Son yıllarda Avrupa’da birçok bölge üretici hizmetlerin ekonomik etkilerini tecrübe etmekte olup bunun en önemli nedeni üretici hizmetlerin birbirine yakın yer seçmesi ve ölçekten dolayı geri dönüşleri arttırarak marjinal maliyetleri düşürmeleridir. Sanayiden hizmet sektörüne geçiş özellikle metropoliten alan ve dışını etkilemiş ve her iki alan arasındaki uçurum artmıştır.

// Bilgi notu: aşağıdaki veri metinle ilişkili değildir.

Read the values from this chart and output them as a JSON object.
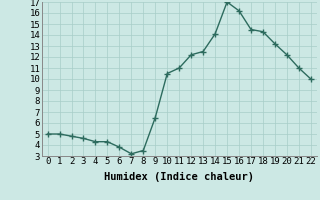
{
  "x": [
    0,
    1,
    2,
    3,
    4,
    5,
    6,
    7,
    8,
    9,
    10,
    11,
    12,
    13,
    14,
    15,
    16,
    17,
    18,
    19,
    20,
    21,
    22
  ],
  "y": [
    5.0,
    5.0,
    4.8,
    4.6,
    4.3,
    4.3,
    3.8,
    3.2,
    3.5,
    6.5,
    10.5,
    11.0,
    12.2,
    12.5,
    14.1,
    17.0,
    16.2,
    14.5,
    14.3,
    13.2,
    12.2,
    11.0,
    10.0
  ],
  "line_color": "#2d6b5e",
  "marker_color": "#2d6b5e",
  "bg_color": "#cce8e4",
  "grid_color": "#a8cdc8",
  "xlabel": "Humidex (Indice chaleur)",
  "xlim": [
    -0.5,
    22.5
  ],
  "ylim": [
    3,
    17
  ],
  "yticks": [
    3,
    4,
    5,
    6,
    7,
    8,
    9,
    10,
    11,
    12,
    13,
    14,
    15,
    16,
    17
  ],
  "xticks": [
    0,
    1,
    2,
    3,
    4,
    5,
    6,
    7,
    8,
    9,
    10,
    11,
    12,
    13,
    14,
    15,
    16,
    17,
    18,
    19,
    20,
    21,
    22
  ],
  "xlabel_fontsize": 7.5,
  "tick_fontsize": 6.5,
  "marker_size": 4,
  "line_width": 1.0
}
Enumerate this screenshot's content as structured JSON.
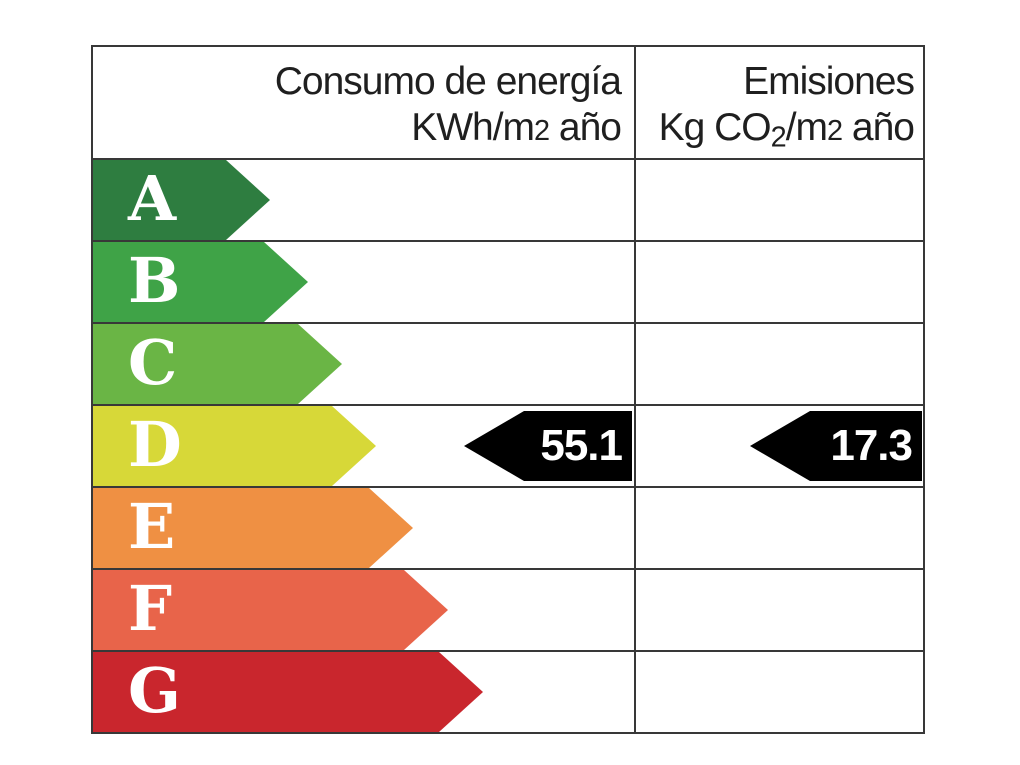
{
  "page": {
    "background": "#ffffff",
    "border_color": "#383838"
  },
  "header": {
    "consumo": {
      "line1": "Consumo de energía",
      "line2_pre": "KWh/m",
      "line2_sup": "2",
      "line2_post": " año"
    },
    "emisiones": {
      "line1": "Emisiones",
      "line2_pre": "Kg CO",
      "line2_sub": "2",
      "line2_mid": "/m",
      "line2_sup": "2",
      "line2_post": " año"
    }
  },
  "ratings": [
    {
      "letter": "A",
      "color": "#2e7d40"
    },
    {
      "letter": "B",
      "color": "#3fa347"
    },
    {
      "letter": "C",
      "color": "#6ab545"
    },
    {
      "letter": "D",
      "color": "#d7d838"
    },
    {
      "letter": "E",
      "color": "#ef9043"
    },
    {
      "letter": "F",
      "color": "#e8644a"
    },
    {
      "letter": "G",
      "color": "#c9262d"
    }
  ],
  "indicator": {
    "rating": "D",
    "consumo_value": "55.1",
    "emisiones_value": "17.3",
    "arrow_color": "#000000",
    "text_color": "#ffffff"
  },
  "chart_data": {
    "type": "bar",
    "categories": [
      "A",
      "B",
      "C",
      "D",
      "E",
      "F",
      "G"
    ],
    "scale_colors": [
      "#2e7d40",
      "#3fa347",
      "#6ab545",
      "#d7d838",
      "#ef9043",
      "#e8644a",
      "#c9262d"
    ],
    "columns": [
      {
        "label": "Consumo de energía KWh/m2 año",
        "value": 55.1,
        "rating": "D"
      },
      {
        "label": "Emisiones Kg CO2/m2 año",
        "value": 17.3,
        "rating": "D"
      }
    ],
    "title": "",
    "legend_position": "none",
    "grid": true
  }
}
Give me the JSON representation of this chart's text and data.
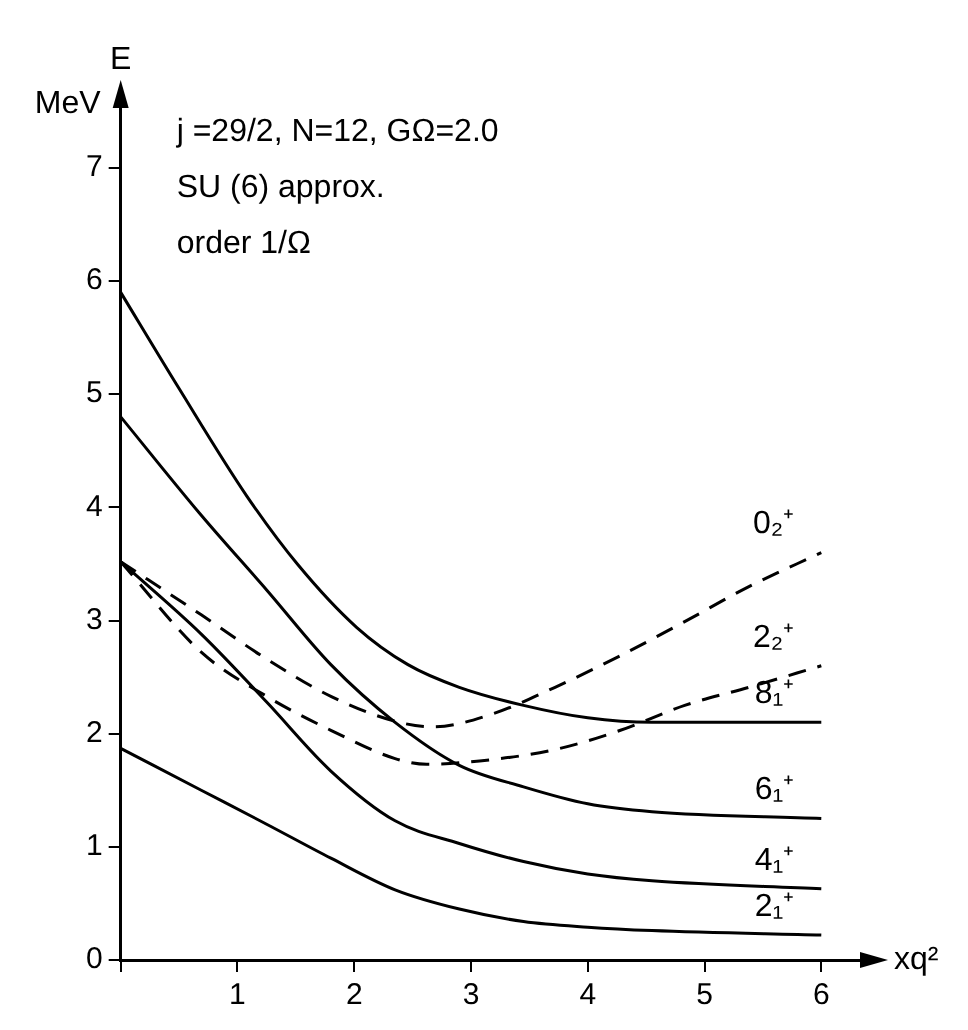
{
  "chart_data": {
    "type": "line",
    "ylabel": "E",
    "xlabel": "xq²",
    "annotations": [
      "MeV",
      "j =29/2, N=12, GΩ=2.0",
      "SU (6) approx.",
      "order 1/Ω"
    ],
    "xlim": [
      0,
      6.4
    ],
    "ylim": [
      0,
      7.6
    ],
    "xticks": [
      {
        "value": 0,
        "label": null
      },
      1,
      2,
      3,
      4,
      5,
      6
    ],
    "yticks": [
      0,
      1,
      2,
      3,
      4,
      5,
      6,
      7
    ],
    "grid": false,
    "legend": false,
    "marker": "none",
    "series": [
      {
        "name": "0₂⁺",
        "color": "#000000",
        "line_style": "dashed",
        "x": [
          0,
          0.69,
          1.25,
          1.8,
          2.35,
          2.68,
          3.17,
          3.72,
          4.28,
          4.83,
          5.38,
          6
        ],
        "values": [
          3.52,
          3.05,
          2.66,
          2.33,
          2.11,
          2.06,
          2.17,
          2.41,
          2.69,
          2.99,
          3.3,
          3.6
        ]
      },
      {
        "name": "2₂⁺",
        "color": "#000000",
        "line_style": "dashed",
        "x": [
          0,
          0.69,
          1.25,
          1.8,
          2.35,
          2.62,
          3.17,
          3.72,
          4.28,
          4.83,
          5.38,
          6
        ],
        "values": [
          3.52,
          2.72,
          2.33,
          2.03,
          1.78,
          1.73,
          1.77,
          1.86,
          2.03,
          2.25,
          2.41,
          2.6
        ]
      },
      {
        "name": "8₁⁺",
        "color": "#000000",
        "line_style": "solid",
        "x": [
          0,
          0.5,
          1.08,
          1.52,
          2.02,
          2.46,
          2.9,
          3.45,
          4,
          4.55,
          6
        ],
        "values": [
          5.9,
          5.05,
          4.1,
          3.49,
          2.94,
          2.61,
          2.41,
          2.25,
          2.14,
          2.1,
          2.1
        ]
      },
      {
        "name": "6₁⁺",
        "color": "#000000",
        "line_style": "solid",
        "x": [
          0,
          0.69,
          1.25,
          1.8,
          2.35,
          2.9,
          3.45,
          4,
          4.55,
          6
        ],
        "values": [
          4.8,
          3.93,
          3.27,
          2.61,
          2.1,
          1.72,
          1.53,
          1.38,
          1.31,
          1.25
        ]
      },
      {
        "name": "4₁⁺",
        "color": "#000000",
        "line_style": "solid",
        "x": [
          0,
          0.69,
          1.25,
          1.8,
          2.35,
          2.9,
          3.45,
          4,
          4.55,
          6
        ],
        "values": [
          3.52,
          2.88,
          2.28,
          1.67,
          1.23,
          1.03,
          0.87,
          0.76,
          0.7,
          0.63
        ]
      },
      {
        "name": "2₁⁺",
        "color": "#000000",
        "line_style": "solid",
        "x": [
          0,
          0.69,
          1.25,
          1.8,
          2.35,
          2.9,
          3.45,
          4,
          4.55,
          6
        ],
        "values": [
          1.87,
          1.5,
          1.2,
          0.9,
          0.62,
          0.45,
          0.34,
          0.29,
          0.26,
          0.22
        ]
      }
    ]
  }
}
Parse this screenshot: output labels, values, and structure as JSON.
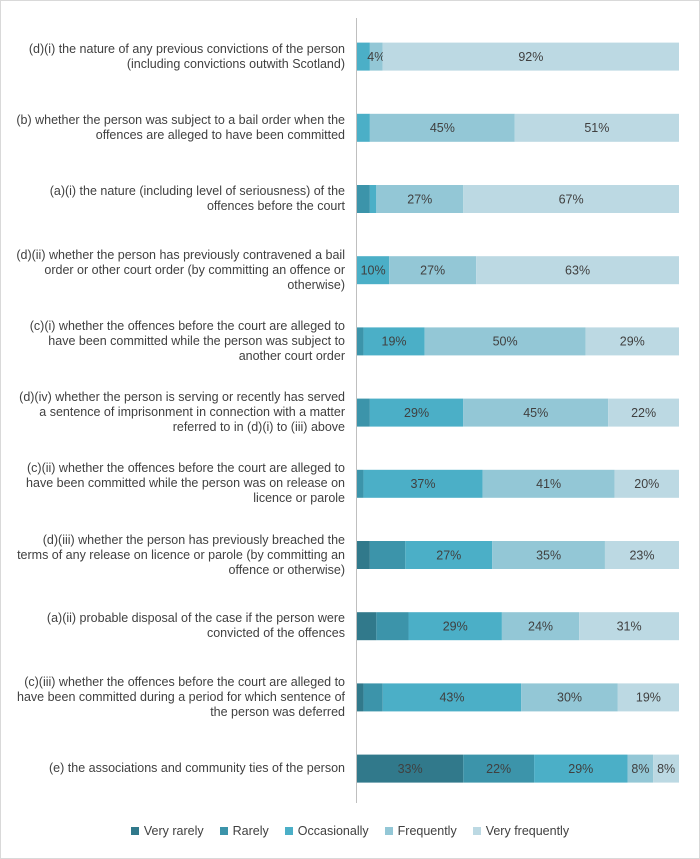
{
  "chart_data": {
    "type": "stacked-barh",
    "categories": [
      "(d)(i) the nature of any previous convictions of the person (including convictions outwith Scotland)",
      "(b) whether the person was subject to a bail order when the offences are alleged to have been committed",
      "(a)(i) the nature (including level of seriousness) of the offences before the court",
      "(d)(ii) whether the person has previously contravened a bail order or other court order (by committing an offence or otherwise)",
      "(c)(i) whether the offences before the court are alleged to have been committed while the person was subject to another court order",
      "(d)(iv) whether the person is serving or recently has served a sentence of imprisonment in connection with a matter referred to in (d)(i) to (iii) above",
      "(c)(ii) whether the offences before the court are alleged to have been committed while the person was on release on licence or parole",
      "(d)(iii) whether the person has previously breached the terms of any release on licence or parole (by committing an offence or otherwise)",
      "(a)(ii) probable disposal of the case if the person were convicted of the offences",
      "(c)(iii) whether the offences before the court are alleged to have been committed during a period for which sentence of the person was deferred",
      "(e) the associations and community ties of the person"
    ],
    "xlim": [
      0,
      100
    ],
    "series": [
      {
        "name": "Very rarely",
        "color": "#31798b",
        "values": [
          0,
          0,
          0,
          0,
          0,
          0,
          0,
          4,
          6,
          2,
          33
        ],
        "value_labels": [
          null,
          null,
          null,
          null,
          null,
          null,
          null,
          null,
          null,
          null,
          "33%"
        ]
      },
      {
        "name": "Rarely",
        "color": "#3c94aa",
        "values": [
          0,
          0,
          4,
          0,
          2,
          4,
          2,
          11,
          10,
          6,
          22
        ],
        "value_labels": [
          null,
          null,
          null,
          null,
          null,
          null,
          null,
          null,
          null,
          null,
          "22%"
        ]
      },
      {
        "name": "Occasionally",
        "color": "#4bafc7",
        "values": [
          4,
          4,
          2,
          10,
          19,
          29,
          37,
          27,
          29,
          43,
          29
        ],
        "value_labels": [
          null,
          null,
          null,
          "10%",
          "19%",
          "29%",
          "37%",
          "27%",
          "29%",
          "43%",
          "29%"
        ]
      },
      {
        "name": "Frequently",
        "color": "#93c7d6",
        "values": [
          4,
          45,
          27,
          27,
          50,
          45,
          41,
          35,
          24,
          30,
          8
        ],
        "value_labels": [
          "4%",
          "45%",
          "27%",
          "27%",
          "50%",
          "45%",
          "41%",
          "35%",
          "24%",
          "30%",
          "8%"
        ]
      },
      {
        "name": "Very frequently",
        "color": "#bcd9e3",
        "values": [
          92,
          51,
          67,
          63,
          29,
          22,
          20,
          23,
          31,
          19,
          8
        ],
        "value_labels": [
          "92%",
          "51%",
          "67%",
          "63%",
          "29%",
          "22%",
          "20%",
          "23%",
          "31%",
          "19%",
          "8%"
        ]
      }
    ]
  }
}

Üretici hizmetlerin merkezde yer alması ve yüksek ücretli işgücününde bunu takip etmesi bu uçurumun artmasına neden olmuştur.

Toplum çevrebilimciler üretici hizmetlerin birkaç sebepten dolayı kentsel mekandaki ekonomik gelişmeye öncülük ettiklerini düşünmektedir. İlk olarak üretici hizmet kuruluşları genelde özel firmalar olup üst düzeyde eğitimli işgücünün büyük bir kısmını kullanmaktadır. İkinci olarak üretici hizmetler üretkenliği arttırarak yerel sanayilere hizmet eden servislerin koordinasyonu ve entegrasyonu sağlayarak, yerel sanayilerin baskınlığını arttırmaktadır. Son olarak ise üretici hizmetlerin hizmetleri diğer alanlara ihraç ederek yerel ekonomilerde zenginlik sağladıkalrı düşünülmektedir.

Üst düzey hizmetlerin kent merkezlerinde konumlanırken yer seçimlerini etkileyen bir takım temel faktörler bulunmaktadır. Bu faktörler prestij öğeleri; erişebilirlik ve ulaşım bağlantıları, fark edilebilirlik, fiziksel koşulların iyi durumda olması (bina ve çevre), sektörel faaliyetlere yakınlık, müşteri potansiyeli, alt sektör firmalarına yakınlık ve aynı sektördeki firmalara yakınlık, mülkiyet ve uygun taşınmaz mülk olarak görülmektedir.

Bunların yanında hükümet politikaları ile metropoliten alan içinde imar planlarında yetki alanı farklılıkları, altyapı ve vergi politikaları belirli hizmet işletmelerinin yetki alanlarını etkilenmekte ve yer seçimi bu yönde yapılmaktadır.

Bailly (1995) Avrupa’da üst düzey hizmetlerin yer seçimi eğilimleri 3 başlıkta özetlemiştir. İlk olarak Londra, Paris, Frankfurt, Amsterdam ve Zürih gibi dünya kentleri üst düzey hizmetler de ve finansal ticarette artan uluslar arası ilişkiler sonucunda gelişmiş olduklarını ve yığılma ekonomilerinin ve iletişim altyapısının etkili olduğunu ifade etmiştir. İkinci olarak ise Howells’ın (1988) bahsettiği kent içi yayılma formlarındaki gibi yönetim birimleri ve üst düzey üretici hizmetlerin ana kentsel odakların komşuluğunda ve yakınında yer seçerken bu firmaların şubelerinin küçük kentlerde yer aldığı belirtmiştir. Son olarak üst düzey hizmetlerin yer seçimi sonucunda oluşan bölgesel farklılıkların diğer düşük düzey üretici olan ve mekansal olarak daha eşit dağılım gösteren hizmetler arasındaki farklılaşmayı arttırdığını ifade etmiştir.